Prologue 赤狐の騎士 -A Dame with Strawberry Blonde-

「ティア!」

 喧噪の中、フィルはぴたりと足を止めた。名を呼ばれたレティシアも、一瞬辺りを見渡したが、すぐに見つけたようだ。表情を緩めて歩みを再開した。

 少女がぴょんぴょんと跳ねながら大きく手を振っていた。レティシアが気づいたのを見て取ると、一目散に駆け寄ってくる。足を踏み出す度に、彼女が身につけた金属鎧が音を立てた。

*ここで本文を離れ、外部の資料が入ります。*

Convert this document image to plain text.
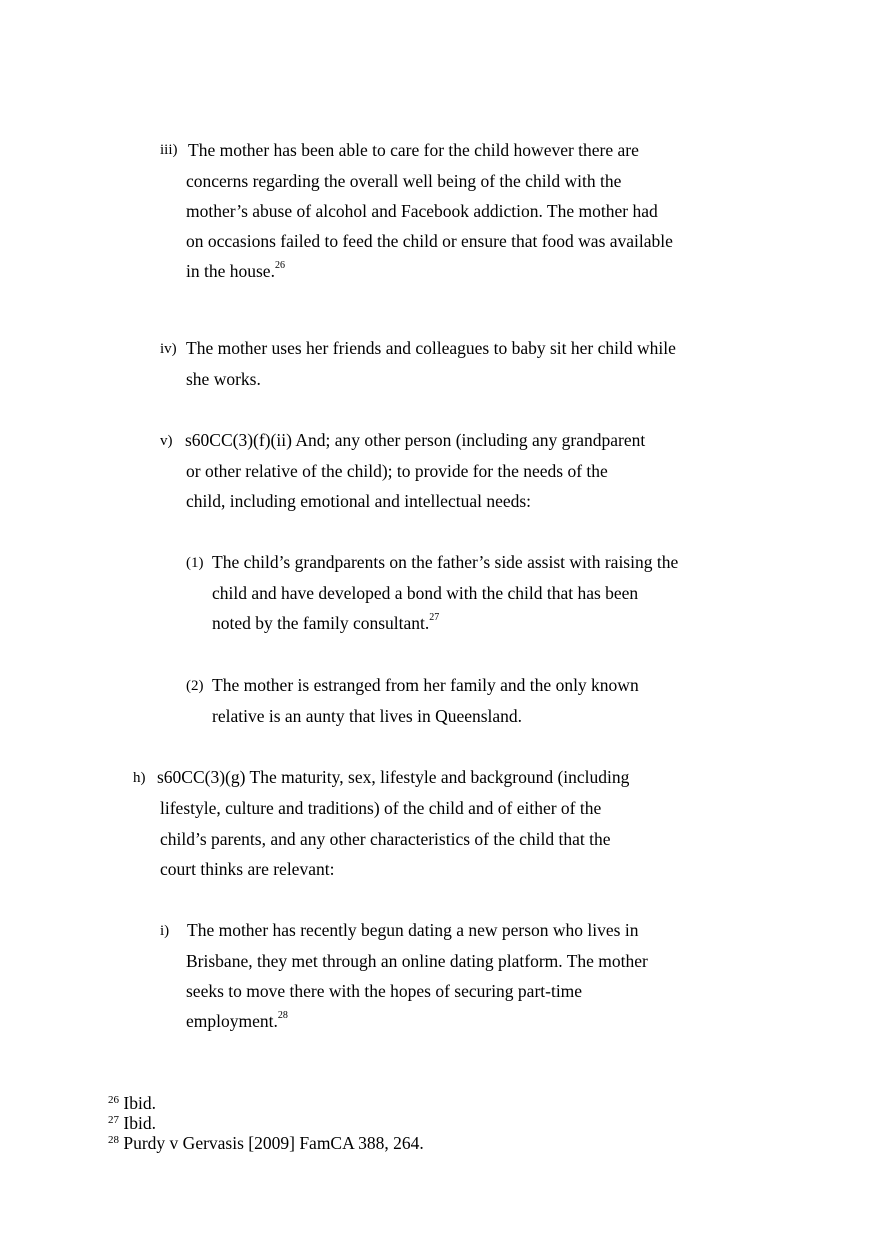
iii) The mother has been able to care for the child however there are
concerns regarding the overall well being of the child with the
mother’s abuse of alcohol and Facebook addiction. The mother had
on occasions failed to feed the child or ensure that food was available
in the house.$^{26}$
iv) The mother uses her friends and colleagues to baby sit her child while
she works.
v) s60CC(3)(f)(ii) And; any other person (including any grandparent
or other relative of the child); to provide for the needs of the
child, including emotional and intellectual needs:
(1) The child’s grandparents on the father’s side assist with raising the
child and have developed a bond with the child that has been
noted by the family consultant.$^{27}$
(2) The mother is estranged from her family and the only known
relative is an aunty that lives in Queensland.
h) s60CC(3)(g) The maturity, sex, lifestyle and background (including
lifestyle, culture and traditions) of the child and of either of the
child’s parents, and any other characteristics of the child that the
court thinks are relevant:
i) The mother has recently begun dating a new person who lives in
Brisbane, they met through an online dating platform. The mother
seeks to move there with the hopes of securing part-time
employment.$^{28}$
$^{26}$ Ibid.
$^{27}$ Ibid.
$^{28}$ Purdy v Gervasis [2009] FamCA 388, 264.
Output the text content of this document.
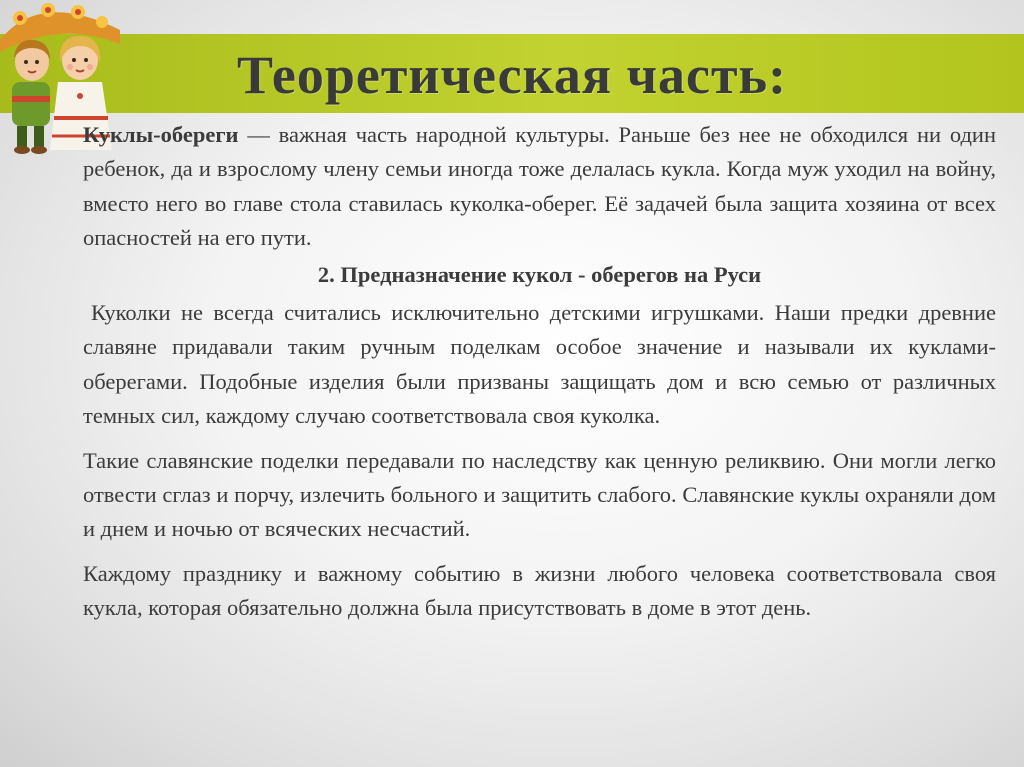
Теоретическая часть:

Куклы-обереги — важная часть народной культуры. Раньше без нее не обходился ни один ребенок, да и взрослому члену семьи иногда тоже делалась кукла. Когда муж уходил на войну, вместо него во главе стола ставилась куколка-оберег. Её задачей была защита хозяина от всех опасностей на его пути.

2. Предназначение кукол - оберегов на Руси

Куколки не всегда считались исключительно детскими игрушками. Наши предки древние славяне придавали таким ручным поделкам особое значение и называли их куклами- оберегами. Подобные изделия были призваны защищать дом и всю семью от различных темных сил, каждому случаю соответствовала своя куколка.

Такие славянские поделки передавали по наследству как ценную реликвию. Они могли легко отвести сглаз и порчу, излечить больного и защитить слабого. Славянские куклы охраняли дом и днем и ночью от всяческих несчастий.

Каждому празднику и важному событию в жизни любого человека соответствовала своя кукла, которая обязательно должна была присутствовать в доме в этот день.
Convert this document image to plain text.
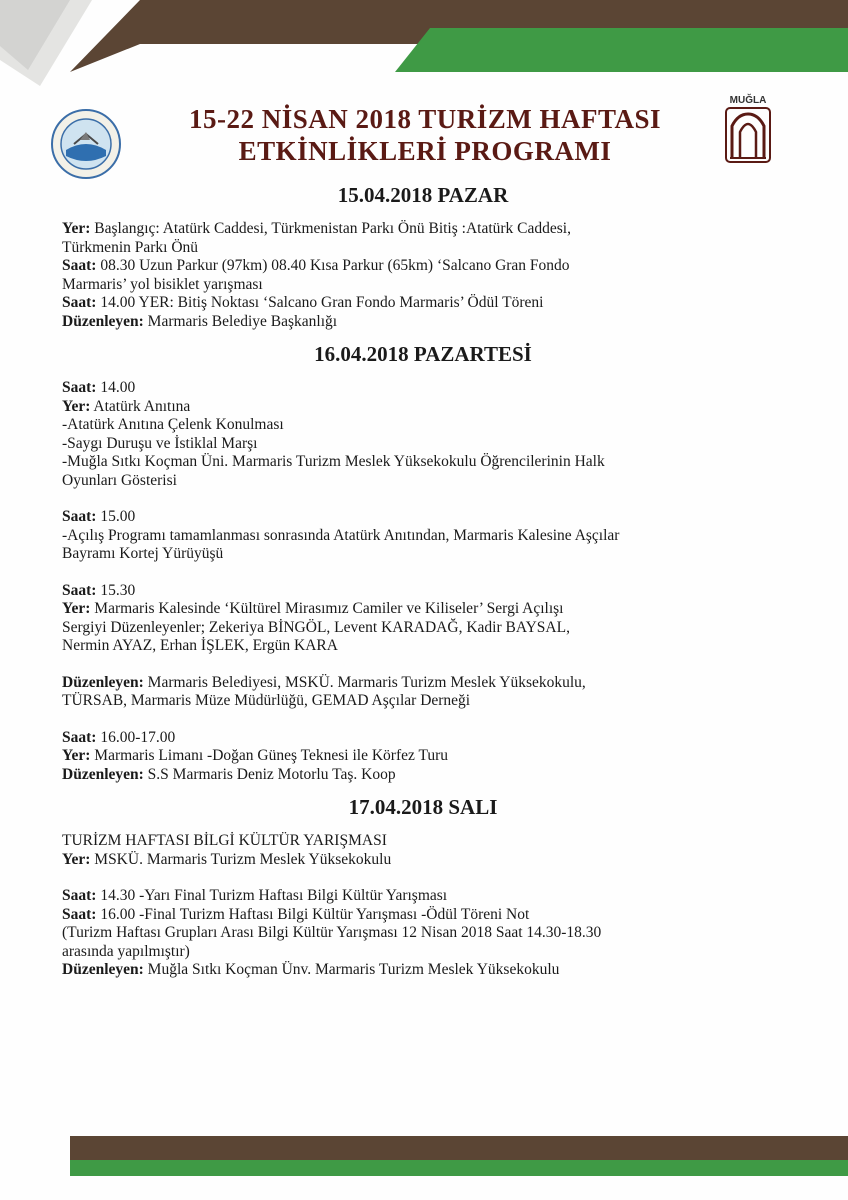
15-22 NİSAN 2018 TURİZM HAFTASI
ETKİNLİKLERİ PROGRAMI
MUĞLA
15.04.2018 PAZAR

Yer: Başlangıç: Atatürk Caddesi, Türkmenistan Parkı Önü Bitiş :Atatürk Caddesi,

Türkmenin Parkı Önü

Saat: 08.30 Uzun Parkur (97km) 08.40 Kısa Parkur (65km) ‘Salcano Gran Fondo

Marmaris’ yol bisiklet yarışması

Saat: 14.00 YER: Bitiş Noktası ‘Salcano Gran Fondo Marmaris’ Ödül Töreni

Düzenleyen: Marmaris Belediye Başkanlığı

16.04.2018 PAZARTESİ

Saat: 14.00

Yer: Atatürk Anıtına

-Atatürk Anıtına Çelenk Konulması

-Saygı Duruşu ve İstiklal Marşı

-Muğla Sıtkı Koçman Üni. Marmaris Turizm Meslek Yüksekokulu Öğrencilerinin Halk

Oyunları Gösterisi

Saat: 15.00

-Açılış Programı tamamlanması sonrasında Atatürk Anıtından, Marmaris Kalesine Aşçılar

Bayramı Kortej Yürüyüşü

Saat: 15.30

Yer: Marmaris Kalesinde ‘Kültürel Mirasımız Camiler ve Kiliseler’ Sergi Açılışı

Sergiyi Düzenleyenler; Zekeriya BİNGÖL, Levent KARADAĞ, Kadir BAYSAL,

Nermin AYAZ, Erhan İŞLEK, Ergün KARA

Düzenleyen: Marmaris Belediyesi, MSKÜ. Marmaris Turizm Meslek Yüksekokulu,

TÜRSAB, Marmaris Müze Müdürlüğü, GEMAD Aşçılar Derneği

Saat: 16.00-17.00

Yer: Marmaris Limanı -Doğan Güneş Teknesi ile Körfez Turu

Düzenleyen: S.S Marmaris Deniz Motorlu Taş. Koop

17.04.2018 SALI

TURİZM HAFTASI BİLGİ KÜLTÜR YARIŞMASI

Yer: MSKÜ. Marmaris Turizm Meslek Yüksekokulu

Saat: 14.30 -Yarı Final Turizm Haftası Bilgi Kültür Yarışması

Saat: 16.00 -Final Turizm Haftası Bilgi Kültür Yarışması -Ödül Töreni Not

(Turizm Haftası Grupları Arası Bilgi Kültür Yarışması 12 Nisan 2018 Saat 14.30-18.30

arasında yapılmıştır)

Düzenleyen: Muğla Sıtkı Koçman Ünv. Marmaris Turizm Meslek Yüksekokulu
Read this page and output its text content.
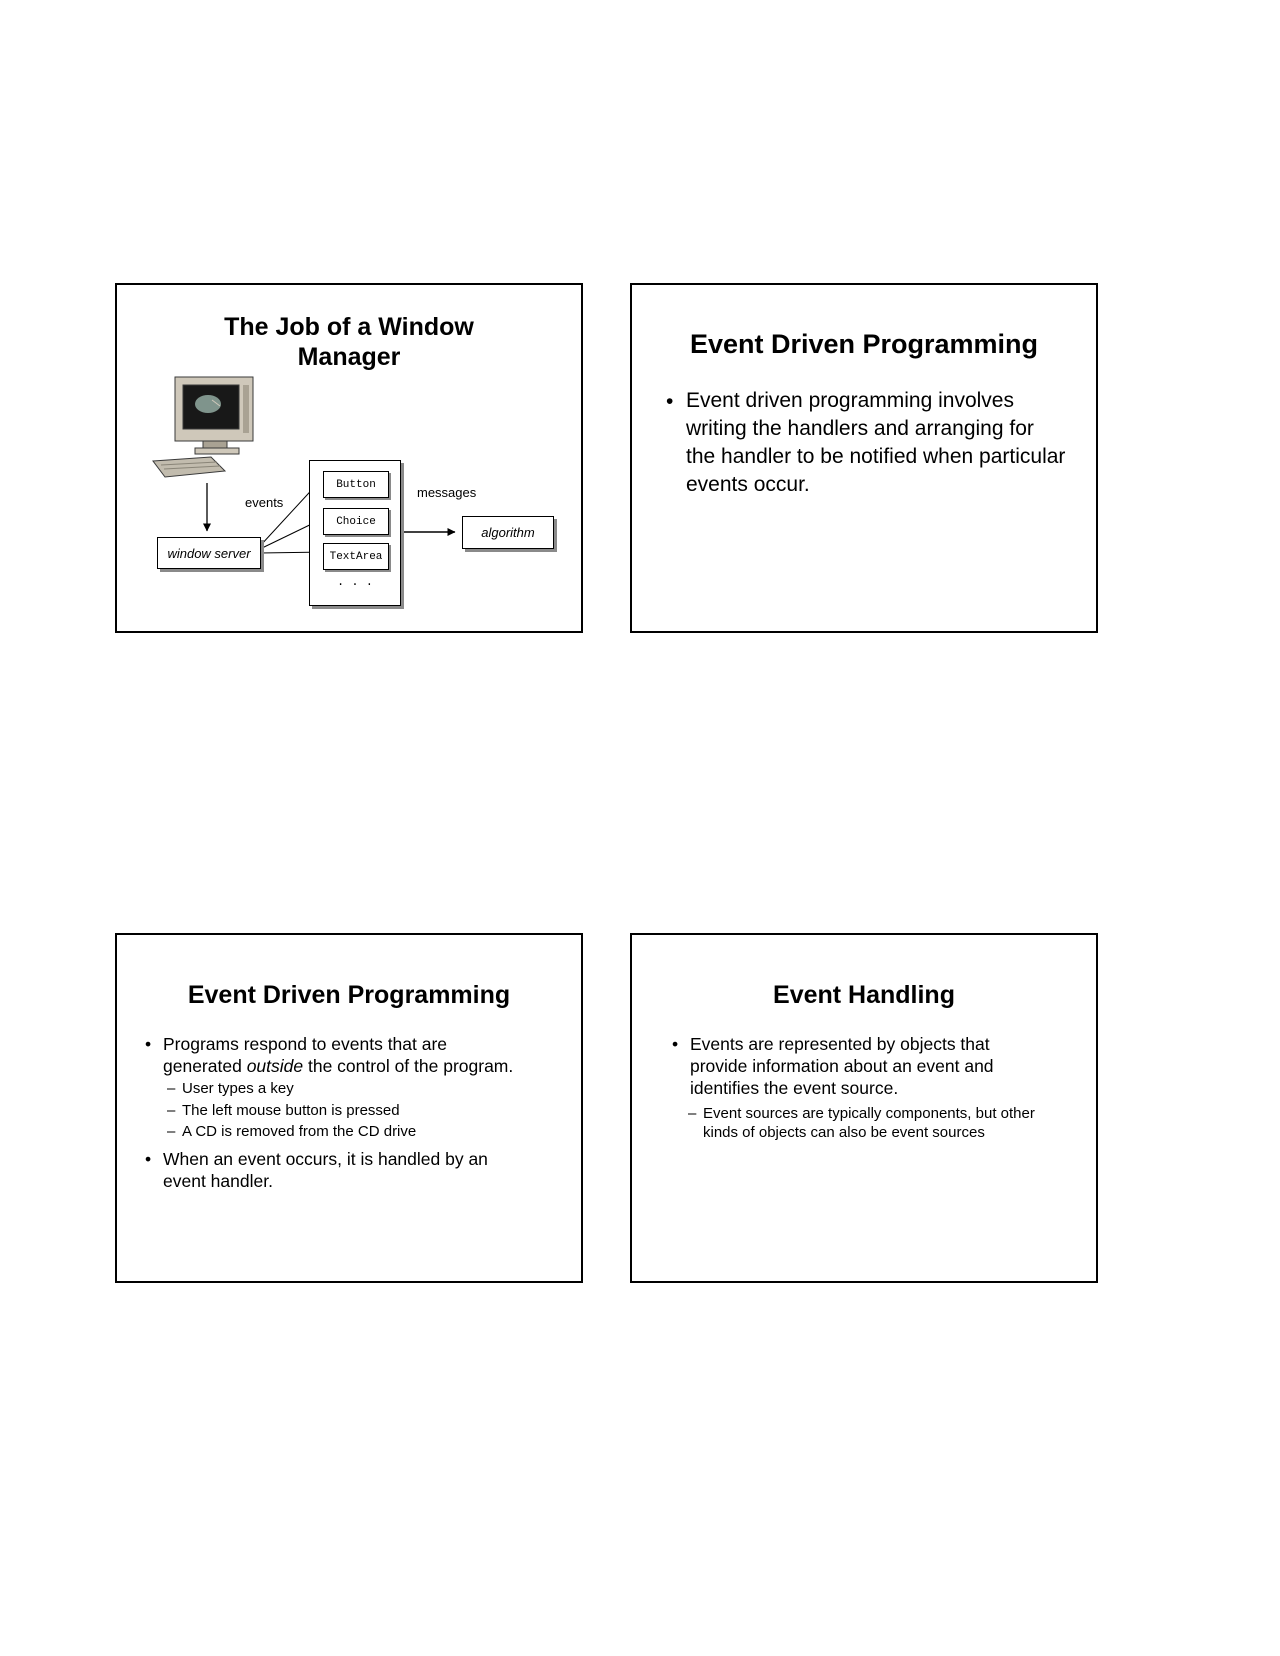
The Job of a Window
Manager
events
messages
window server
Button
Choice
TextArea
. . .
algorithm
Event Driven Programming
• Event driven programming involves writing the handlers and arranging for the handler to be notified when particular events occur.
Event Driven Programming
• Programs respond to events that are generated outside the control of the program.
– User types a key
– The left mouse button is pressed
– A CD is removed from the CD drive
• When an event occurs, it is handled by an event handler.
Event Handling
• Events are represented by objects that provide information about an event and identifies the event source.
– Event sources are typically components, but other kinds of objects can also be event sources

 まるで太陽のようだ、とフィルは思った。肩甲骨の辺りまで伸びた、わずかに赤みがかった金髪が、昼下がりの日光を反射して燦めいている。足下には同じ色の狐が軽やかに駆けていた。

「ラケシス!」

「久しぶり!」

 ラケシスと呼ばれた少女は立ち止まると、レティシアと軽くハグをした。真っ直ぐな銀髪と、ウェーブがかかった金髪がコントラストを描いた。

 背丈はレティシアより少し高いくらいだ。垂れ気味の鳶色の瞳は大きく、鼻筋も通っている。桜色の唇がふっくらとしていて、全体的に気品のある、はっきりした顔立ちだった。肌は少し陽に灼けていて、健康的な印象を受けた。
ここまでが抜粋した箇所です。